Question

math 2 unit 3 classwork soh cah toa directions - a.) find the value of x or θ in each problem below. round to the nearest tenth. b.) find the answer in the coloring sheet and color that piece according to \color\ that is associated to each set of problems. c.) you must show work to receive full credit for this worksheet! problem set #1 - color answers in this set blue problem set #2 - color answers in this set yellow problem set #3 - color answers in this set brown

Explanation:

Step1: Recall SOH - CAH - TOA

SOH: $\sin\theta=\frac{\text{opposite}}{\text{hypotenuse}}$, CAH: $\cos\theta=\frac{\text{adjacent}}{\text{hypotenuse}}$, TOA: $\tan\theta=\frac{\text{opposite}}{\text{adjacent}}$.

Step2: For the first triangle in Problem Set #1 with sides 6 and 8

We want to find $\theta$. Using $\tan\theta=\frac{6}{8} = 0.75$. Then $\theta=\arctan(0.75)\approx36.9^{\circ}$.

Step3: For the second triangle in Problem Set #1 with opposite side 10 and adjacent side $x$ and $\theta = 39^{\circ}$

Using $\tan\theta=\frac{\text{opposite}}{\text{adjacent}}$, so $\tan39^{\circ}=\frac{10}{x}$. Then $x = \frac{10}{\tan39^{\circ}}\approx12.3$.

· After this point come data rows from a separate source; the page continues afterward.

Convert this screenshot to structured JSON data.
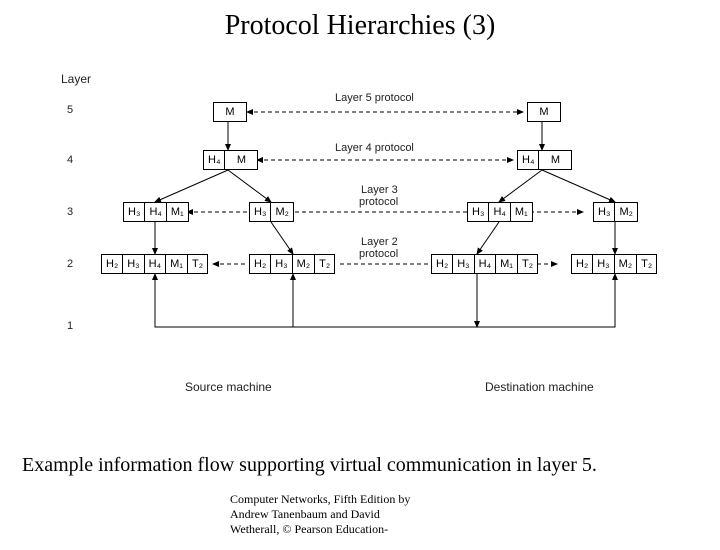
{
  "title": "Protocol Hierarchies (3)",
  "caption": "Example information flow supporting virtual communication in layer 5.",
  "footer_line1": "Computer Networks, Fifth Edition by",
  "footer_line2": "Andrew Tanenbaum and David",
  "footer_line3": "Wetherall, © Pearson Education-",
  "labels": {
    "layer": "Layer",
    "l5": "5",
    "l4": "4",
    "l3": "3",
    "l2": "2",
    "l1": "1",
    "p5": "Layer 5 protocol",
    "p4": "Layer 4 protocol",
    "p3a": "Layer 3",
    "p3b": "protocol",
    "p2a": "Layer 2",
    "p2b": "protocol",
    "src": "Source machine",
    "dst": "Destination machine"
  },
  "segs": {
    "M": "M",
    "H2": "H₂",
    "H3": "H₃",
    "H4": "H₄",
    "M1": "M₁",
    "M2": "M₂",
    "T2": "T₂"
  }
}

Step4: For the third triangle in Problem Set #1 with sides 9, 12 and 15

We want to find $\theta$. Using $\cos\theta=\frac{9}{15}=0.6$. Then $\theta=\arccos(0.6)\approx53.1^{\circ}$.

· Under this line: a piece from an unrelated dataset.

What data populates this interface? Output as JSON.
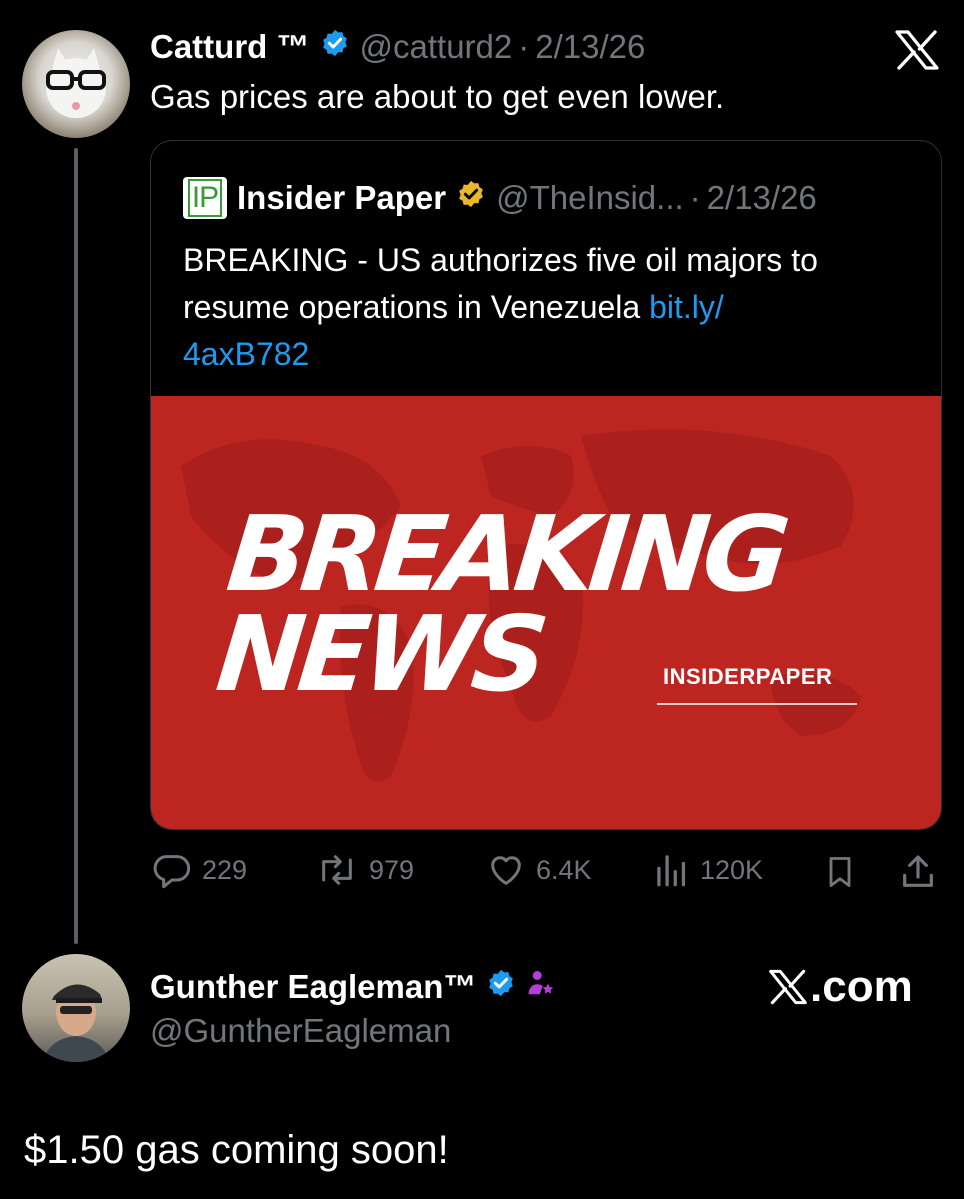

Step5: For the fourth triangle in Problem Set #1 with hypotenuse 7 and angle $54^{\circ}$ and opposite side $x$

Using $\sin\theta=\frac{\text{opposite}}{\text{hypotenuse}}$, so $\sin54^{\circ}=\frac{x}{7}$. Then $x = 7\times\sin54^{\circ}\approx5.7$.

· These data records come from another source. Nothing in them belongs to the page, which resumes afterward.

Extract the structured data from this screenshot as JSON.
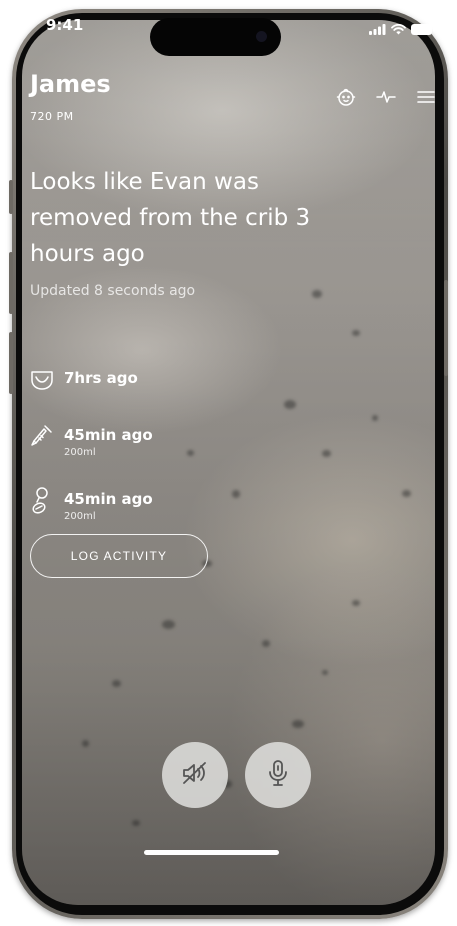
{
  "status_bar": {
    "time": "9:41"
  },
  "header": {
    "name": "James",
    "time": "720 PM",
    "icons": [
      "baby-face-icon",
      "activity-pulse-icon",
      "menu-icon"
    ]
  },
  "status": {
    "headline": "Looks like Evan was removed from the crib 3 hours ago",
    "updated": "Updated 8 seconds ago"
  },
  "activities": [
    {
      "icon": "diaper-icon",
      "label": "7hrs ago",
      "detail": ""
    },
    {
      "icon": "bottle-icon",
      "label": "45min ago",
      "detail": "200ml"
    },
    {
      "icon": "breast-pump-icon",
      "label": "45min ago",
      "detail": "200ml"
    }
  ],
  "actions": {
    "log_activity": "LOG ACTIVITY",
    "buttons": [
      "mute-speaker-icon",
      "microphone-icon"
    ]
  },
  "colors": {
    "text": "#ffffff",
    "button_bg": "#e1e1de",
    "icon_dark": "#555555"
  }
}
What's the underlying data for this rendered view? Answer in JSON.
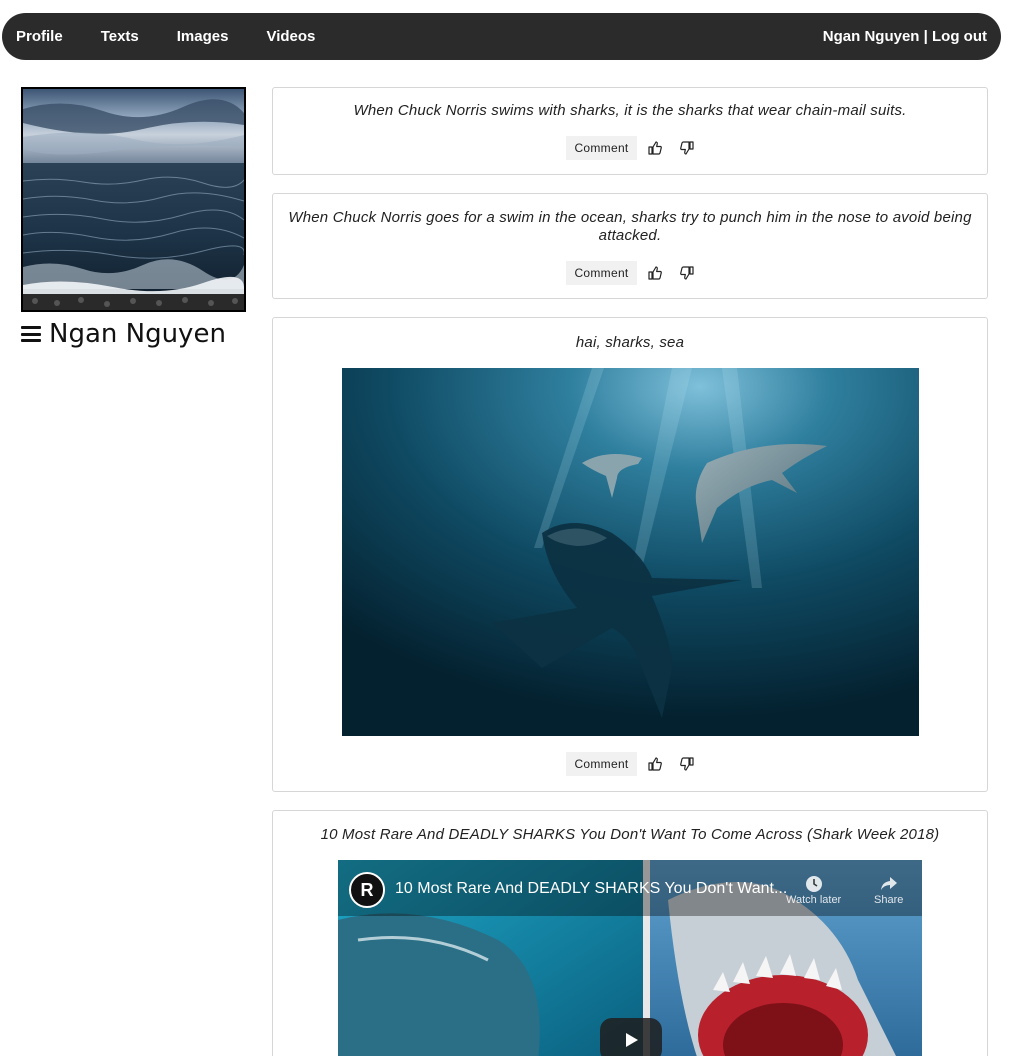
{
  "nav": {
    "items": [
      "Profile",
      "Texts",
      "Images",
      "Videos"
    ],
    "user_name": "Ngan Nguyen",
    "separator": " | ",
    "logout": "Log out"
  },
  "sidebar": {
    "name": "Ngan Nguyen",
    "menu_icon": "hamburger-icon",
    "photo": "sea-photo"
  },
  "posts": [
    {
      "text": "When Chuck Norris swims with sharks, it is the sharks that wear chain-mail suits.",
      "comment_label": "Comment"
    },
    {
      "text": "When Chuck Norris goes for a swim in the ocean, sharks try to punch him in the nose to avoid being attacked.",
      "comment_label": "Comment"
    },
    {
      "text": "hai, sharks, sea",
      "comment_label": "Comment",
      "image": "sharks-underwater-image"
    },
    {
      "text": "10 Most Rare And DEADLY SHARKS You Don't Want To Come Across (Shark Week 2018)",
      "video": {
        "title": "10 Most Rare And DEADLY SHARKS You Don't Want...",
        "watch_later": "Watch later",
        "share": "Share"
      }
    }
  ],
  "icons": {
    "like": "thumbs-up-icon",
    "dislike": "thumbs-down-icon"
  }
}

Step6: For the fifth triangle in Problem Set #1 with adjacent side 13.5 and angle $24^{\circ}$ and hypotenuse $x$

Using $\cos\theta=\frac{\text{adjacent}}{\text{hypotenuse}}$, so $\cos24^{\circ}=\frac{13.5}{x}$. Then $x=\frac{13.5}{\cos24^{\circ}}\approx14.8$.

Answer:

The values of $x$ and $\theta$ are found using SOH - CAH - TOA as shown above for each triangle. The full - set of calculations for all triangles in the worksheet should be done in a similar fashion following the trigonometric ratios.